Abstract :
[en] Posidonia oceanica is an endemic Mediterranean highly productive seagrass. Depending on the ability of the primary consumers to digest it alive, a generally important part of its foliar primary production falls in autumn, to decay inside the meadow or to be exported to sand patches to form “exported litter accumulations”. These accumulations are highly dynamic depending on hydrodynamics and seafloor geomorphology. Literature says that low O2 conditions might occur inside litter accumulations, but the annual oxygen dynamics or its impact on the litter-associated macrofauna has never been measured. We focused on 2 exported litter accumulations in Calvi Bay (Corsica), during 2 years for a total of 8 seasons. For each season, we collected water samples (n=6) from 3 different strata: Water Column (WC), Water Just Above the litter (WJA) and Water Inside the litter (WI). Oxygen was measured for each replicate using a Winkler-based automated routine for oxygen concentration measurements on micro-volumes. At the same time, nutrients concentrations (PO4, NH4, and NO2+NO3) were measured in WC, WJA and WI, but also in the Interstitial Water (IW) using a spectrophotometric continuous flow analyzer (adapted for low nutrients level in an oligotrophic environment). In parallel, macrofaunal (size >500µm) samples (n=3-6) were also collected, counted and identified to the specific level.

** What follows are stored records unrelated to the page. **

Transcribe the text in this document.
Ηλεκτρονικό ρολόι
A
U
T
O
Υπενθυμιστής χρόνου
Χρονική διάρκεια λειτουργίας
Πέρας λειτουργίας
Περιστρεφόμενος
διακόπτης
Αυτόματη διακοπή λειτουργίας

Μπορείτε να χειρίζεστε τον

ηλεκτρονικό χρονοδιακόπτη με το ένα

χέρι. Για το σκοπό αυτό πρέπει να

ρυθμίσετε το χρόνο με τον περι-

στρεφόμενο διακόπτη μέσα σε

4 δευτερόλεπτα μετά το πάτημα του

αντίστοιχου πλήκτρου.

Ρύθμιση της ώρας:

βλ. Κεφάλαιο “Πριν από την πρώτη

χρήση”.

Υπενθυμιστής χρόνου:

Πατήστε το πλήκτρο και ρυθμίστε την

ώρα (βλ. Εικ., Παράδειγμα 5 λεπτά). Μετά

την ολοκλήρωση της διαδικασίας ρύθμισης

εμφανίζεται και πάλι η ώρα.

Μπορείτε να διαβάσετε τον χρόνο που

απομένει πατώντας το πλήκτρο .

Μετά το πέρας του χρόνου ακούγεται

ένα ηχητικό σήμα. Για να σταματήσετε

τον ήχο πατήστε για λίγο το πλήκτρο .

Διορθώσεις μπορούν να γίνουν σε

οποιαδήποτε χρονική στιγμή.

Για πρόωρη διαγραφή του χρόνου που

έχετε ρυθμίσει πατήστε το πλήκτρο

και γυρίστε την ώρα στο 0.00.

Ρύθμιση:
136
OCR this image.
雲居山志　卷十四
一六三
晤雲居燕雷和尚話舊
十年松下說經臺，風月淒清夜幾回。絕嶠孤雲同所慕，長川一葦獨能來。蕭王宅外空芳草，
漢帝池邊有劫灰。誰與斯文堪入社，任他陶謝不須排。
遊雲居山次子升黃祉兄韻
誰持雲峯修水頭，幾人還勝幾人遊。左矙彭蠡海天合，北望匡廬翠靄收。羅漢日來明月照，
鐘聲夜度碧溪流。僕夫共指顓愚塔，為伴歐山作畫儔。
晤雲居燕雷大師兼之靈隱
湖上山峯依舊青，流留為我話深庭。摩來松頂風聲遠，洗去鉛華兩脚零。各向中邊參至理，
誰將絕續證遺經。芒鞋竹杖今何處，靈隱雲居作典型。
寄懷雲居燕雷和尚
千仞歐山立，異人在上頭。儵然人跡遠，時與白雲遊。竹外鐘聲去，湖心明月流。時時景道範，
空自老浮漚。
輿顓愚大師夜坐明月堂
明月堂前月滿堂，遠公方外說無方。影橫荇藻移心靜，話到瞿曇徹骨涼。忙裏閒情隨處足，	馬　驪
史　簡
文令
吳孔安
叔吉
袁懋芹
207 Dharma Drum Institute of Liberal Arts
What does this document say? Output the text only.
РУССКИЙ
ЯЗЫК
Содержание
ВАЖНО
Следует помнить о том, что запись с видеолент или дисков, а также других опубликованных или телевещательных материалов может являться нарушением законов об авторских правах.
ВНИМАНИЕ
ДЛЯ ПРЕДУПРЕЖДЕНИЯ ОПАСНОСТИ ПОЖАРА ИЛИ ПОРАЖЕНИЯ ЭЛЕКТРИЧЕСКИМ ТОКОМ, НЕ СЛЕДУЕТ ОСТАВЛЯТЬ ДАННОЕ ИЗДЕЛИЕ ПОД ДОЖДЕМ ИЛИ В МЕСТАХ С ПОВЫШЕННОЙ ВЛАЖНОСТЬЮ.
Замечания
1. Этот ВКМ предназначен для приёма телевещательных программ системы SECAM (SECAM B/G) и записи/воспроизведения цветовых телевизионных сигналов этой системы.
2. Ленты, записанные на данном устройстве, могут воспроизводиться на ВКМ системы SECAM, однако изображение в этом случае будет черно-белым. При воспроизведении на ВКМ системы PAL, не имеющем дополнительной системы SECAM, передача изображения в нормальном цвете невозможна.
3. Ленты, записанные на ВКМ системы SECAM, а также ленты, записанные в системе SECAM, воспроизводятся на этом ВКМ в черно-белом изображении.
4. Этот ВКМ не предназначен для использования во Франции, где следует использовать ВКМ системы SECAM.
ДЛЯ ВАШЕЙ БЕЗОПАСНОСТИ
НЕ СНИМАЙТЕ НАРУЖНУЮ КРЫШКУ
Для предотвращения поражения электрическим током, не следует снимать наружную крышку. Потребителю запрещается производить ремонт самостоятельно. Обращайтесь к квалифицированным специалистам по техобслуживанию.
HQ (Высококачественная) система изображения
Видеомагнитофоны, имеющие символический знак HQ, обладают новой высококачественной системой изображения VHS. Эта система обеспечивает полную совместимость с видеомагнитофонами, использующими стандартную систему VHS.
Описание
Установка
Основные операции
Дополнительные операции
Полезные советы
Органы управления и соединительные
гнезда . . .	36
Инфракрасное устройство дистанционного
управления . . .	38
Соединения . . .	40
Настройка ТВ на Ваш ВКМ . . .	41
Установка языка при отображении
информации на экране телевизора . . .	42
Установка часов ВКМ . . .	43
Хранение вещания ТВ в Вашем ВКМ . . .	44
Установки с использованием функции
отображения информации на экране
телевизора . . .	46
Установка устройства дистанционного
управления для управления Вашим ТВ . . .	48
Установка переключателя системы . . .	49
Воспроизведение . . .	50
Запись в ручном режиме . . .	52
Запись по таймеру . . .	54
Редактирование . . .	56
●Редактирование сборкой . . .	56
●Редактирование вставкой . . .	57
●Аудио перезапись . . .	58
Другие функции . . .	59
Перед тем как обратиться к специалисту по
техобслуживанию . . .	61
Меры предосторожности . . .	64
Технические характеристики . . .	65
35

Our results show significant differences between O2 concentrations/saturation from WI and the two other strata. Significant differences were detected between seasons, sites and years for WI which is the only stratum where really low O2 conditions can be observed. Significant differences were also detected between seasons for both WC and WJA but no differences between sites and years. On the other hand no significant differences were detected between WC and WJA.
A similar observation was made for the nutrients at the annual, seasonal and spatial level. Moreover differences are also observed between the nutrients themselves.
Our data shows no correlation between WI O2 concentrations and saturation, and global macrofauna abundance or biodiversity. Results are more contrasting at an individual specific level for the 4 most dominant species. For two amphipod species, Gammarella fucicola (55% of the global abundance) and Gammarus aequicauda, no significant correlations were detected between their abundance and O2. For the leptostracan species, Nebalia strausi, a significant negative correlation with O2 concentration was detected. For the last amphipod species, Melita hergensis, a significant positive correlation was observed.
Our analyses also show significant correlations between WI O2 concentration/saturation, and WI / IW nutrients concentration.
To conclude, this work shows that WI is a very particular and dynamic environment considering O2 concentration and saturation. Low O2 conditions can be observed in WI but never in WC or WJA showing that internal processes and relations with the sediment determine the O2 dynamics in WI and showing a potential “barrier” effect between WI and WC. Moreover O2 dynamics and its consequences may play a role in the nutrients dynamics and cycles.
It is clear that faunal responses to low O2 conditions are not identifiable at a global community level. At a specific level, we show a more complex situation: some species do not seem to be impacted by low O2 conditions, but some present a significant positive, or a significant negative response.
This shows the existence and complexity of species-dependent low O2 tolerance/adaptation, and the importance of a specific level data analyses to detect responses of dominant litter associated macro- invertebrates to O2 concentration and saturation variations.
Name of the research project :
La théorie des pulses peut-elle être appliquée aux macro-invertébrés des accumulations de macrophytodétritus marins en Méditerranée?